Danny Alexander sets out plans to hike bank levy by £1bn
The Lib Dem chief secretary to the Treasury Danny Alexander will lay out plans tomorrow to hit Britain's banks with a new £1bn tax.
If Alexander fails to secure the measure in the chancellor's final budget before the election the Lib Dems will include the tax in the party's manifesto. The proposal would take the annual bank levy from £2.5bn to £3.5bn.
If successfully implemented Alexander wants to use the cash to pay down Britain's deficit. The Lib Dems have positioned themselves as the party that will cut less than the Conservatives and spend more than Labour.
Alexander explained the decision to push for a higher bank levy:
The banking sector is now returning to health and profitability, so now is the right time to ask the sector to contribute a little more to help us balance the nation’s books.

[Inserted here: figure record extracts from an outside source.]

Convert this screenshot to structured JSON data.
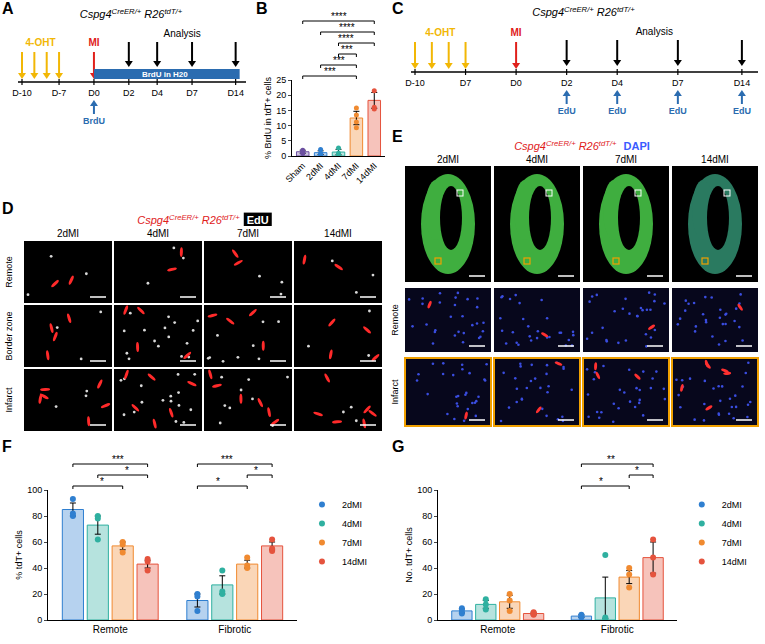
{
  "genotype": [
    {
      "text": "Cspg4",
      "sup": false
    },
    {
      "text": "CreER/+",
      "sup": true
    },
    {
      "text": "R26",
      "sup": false
    },
    {
      "text": "tdT/+",
      "sup": true
    }
  ],
  "schematic_A": {
    "letter": "A",
    "treatment": "4-OHT",
    "injury": "MI",
    "analysis": "Analysis",
    "water": "BrdU in H20",
    "pulse": "BrdU",
    "days": [
      "D-10",
      "D-7",
      "D0",
      "D2",
      "D4",
      "D7",
      "D14"
    ]
  },
  "schematic_C": {
    "letter": "C",
    "treatment": "4-OHT",
    "injury": "MI",
    "analysis": "Analysis",
    "pulse": "EdU",
    "days": [
      "D-10",
      "D7",
      "D0",
      "D2",
      "D4",
      "D7",
      "D14"
    ]
  },
  "panel_D": {
    "letter": "D",
    "stain": "EdU",
    "columns": [
      "2dMI",
      "4dMI",
      "7dMI",
      "14dMI"
    ],
    "rows": [
      "Remote",
      "Border zone",
      "Infarct"
    ]
  },
  "panel_E": {
    "letter": "E",
    "stain": "DAPI",
    "columns": [
      "2dMI",
      "4dMI",
      "7dMI",
      "14dMI"
    ],
    "rows": [
      "Remote",
      "Infarct"
    ]
  },
  "chart_data": [
    {
      "letter": "B",
      "type": "bar",
      "y_label": "% BrdU in tdT+ cells",
      "categories": [
        "Sham",
        "2dMI",
        "4dMI",
        "7dMI",
        "14dMI"
      ],
      "values": [
        1.4,
        1.1,
        1.3,
        12.5,
        18.3
      ],
      "errors": [
        0.5,
        0.6,
        0.9,
        2.2,
        2.6
      ],
      "points": [
        [
          0.8,
          1.2,
          1.9,
          1.5
        ],
        [
          0.4,
          0.9,
          2.1
        ],
        [
          0.6,
          2.6,
          0.9
        ],
        [
          9.3,
          15.8,
          13.5,
          11.2
        ],
        [
          15.5,
          16.0,
          21.5
        ]
      ],
      "colors": [
        "#6b4fa0",
        "#2f7fd0",
        "#2fb0a0",
        "#f08a30",
        "#e5533d"
      ],
      "ylim": [
        0,
        25
      ],
      "yticks": [
        0,
        5,
        10,
        15,
        20,
        25
      ],
      "significance": [
        {
          "from": "Sham",
          "to": "7dMI",
          "label": "***"
        },
        {
          "from": "2dMI",
          "to": "7dMI",
          "label": "***"
        },
        {
          "from": "4dMI",
          "to": "7dMI",
          "label": "***"
        },
        {
          "from": "4dMI",
          "to": "14dMI",
          "label": "****"
        },
        {
          "from": "2dMI",
          "to": "14dMI",
          "label": "****"
        },
        {
          "from": "Sham",
          "to": "14dMI",
          "label": "****"
        }
      ]
    },
    {
      "letter": "F",
      "type": "bar",
      "y_label": "% tdT+ cells",
      "categories": [
        "Remote",
        "Fibrotic"
      ],
      "series": [
        {
          "name": "2dMI",
          "color": "#2f7fd0",
          "values": [
            85,
            15
          ],
          "errors": [
            5,
            5
          ],
          "points": [
            [
              93,
              80,
              82
            ],
            [
              7,
              20,
              18
            ]
          ]
        },
        {
          "name": "4dMI",
          "color": "#2fb0a0",
          "values": [
            73,
            27
          ],
          "errors": [
            7,
            7
          ],
          "points": [
            [
              62,
              80,
              78
            ],
            [
              20,
              38,
              22
            ]
          ]
        },
        {
          "name": "7dMI",
          "color": "#f08a30",
          "values": [
            57,
            43
          ],
          "errors": [
            3,
            3
          ],
          "points": [
            [
              52,
              60,
              58
            ],
            [
              40,
              48,
              42
            ]
          ]
        },
        {
          "name": "14dMI",
          "color": "#e5533d",
          "values": [
            43,
            57
          ],
          "errors": [
            3,
            3
          ],
          "points": [
            [
              38,
              45,
              47
            ],
            [
              53,
              62,
              55
            ]
          ]
        }
      ],
      "ylim": [
        0,
        100
      ],
      "yticks": [
        0,
        20,
        40,
        60,
        80,
        100
      ],
      "legend": "top right",
      "significance": [
        {
          "group": "Remote",
          "from": "2dMI",
          "to": "7dMI",
          "label": "*"
        },
        {
          "group": "Remote",
          "from": "4dMI",
          "to": "14dMI",
          "label": "*"
        },
        {
          "group": "Remote",
          "from": "2dMI",
          "to": "14dMI",
          "label": "***"
        },
        {
          "group": "Fibrotic",
          "from": "2dMI",
          "to": "7dMI",
          "label": "*"
        },
        {
          "group": "Fibrotic",
          "from": "7dMI",
          "to": "14dMI",
          "label": "*"
        },
        {
          "group": "Fibrotic",
          "from": "2dMI",
          "to": "14dMI",
          "label": "***"
        }
      ]
    },
    {
      "letter": "G",
      "type": "bar",
      "y_label": "No. tdT+ cells",
      "categories": [
        "Remote",
        "Fibrotic"
      ],
      "series": [
        {
          "name": "2dMI",
          "color": "#2f7fd0",
          "values": [
            7,
            3
          ],
          "errors": [
            1.5,
            1
          ],
          "points": [
            [
              5,
              9,
              7
            ],
            [
              2,
              4,
              3
            ]
          ]
        },
        {
          "name": "4dMI",
          "color": "#2fb0a0",
          "values": [
            12,
            17
          ],
          "errors": [
            3,
            16
          ],
          "points": [
            [
              8,
              16,
              12
            ],
            [
              2,
              50,
              1
            ]
          ]
        },
        {
          "name": "7dMI",
          "color": "#f08a30",
          "values": [
            14,
            33
          ],
          "errors": [
            5,
            5
          ],
          "points": [
            [
              7,
              20,
              15
            ],
            [
              25,
              40,
              35
            ]
          ]
        },
        {
          "name": "14dMI",
          "color": "#e5533d",
          "values": [
            5,
            48
          ],
          "errors": [
            1,
            12
          ],
          "points": [
            [
              4,
              6,
              5
            ],
            [
              35,
              62,
              48
            ]
          ]
        }
      ],
      "ylim": [
        0,
        100
      ],
      "yticks": [
        0,
        20,
        40,
        60,
        80,
        100
      ],
      "legend": "top right",
      "significance": [
        {
          "group": "Fibrotic",
          "from": "2dMI",
          "to": "7dMI",
          "label": "*"
        },
        {
          "group": "Fibrotic",
          "from": "7dMI",
          "to": "14dMI",
          "label": "*"
        },
        {
          "group": "Fibrotic",
          "from": "2dMI",
          "to": "14dMI",
          "label": "**"
        }
      ]
    }
  ]
}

Vince Cable recently prevailed in the battle for the Lib Dems to put a greater emphasis on tax rises. The party is standing on a platform of spending cuts to tax rises of 60/40. Cable's cabinet colleague Alexander wanted 80-20, as implemented by the coalition.
Nick Clegg set out the party's fiscal ambitions earlier this month pledging close to £8bn of tax rises and £16bn of spending cuts to balance the books by 2017-18. Under these plans schools, the NHS and foreign aid are all to be ring-fenced.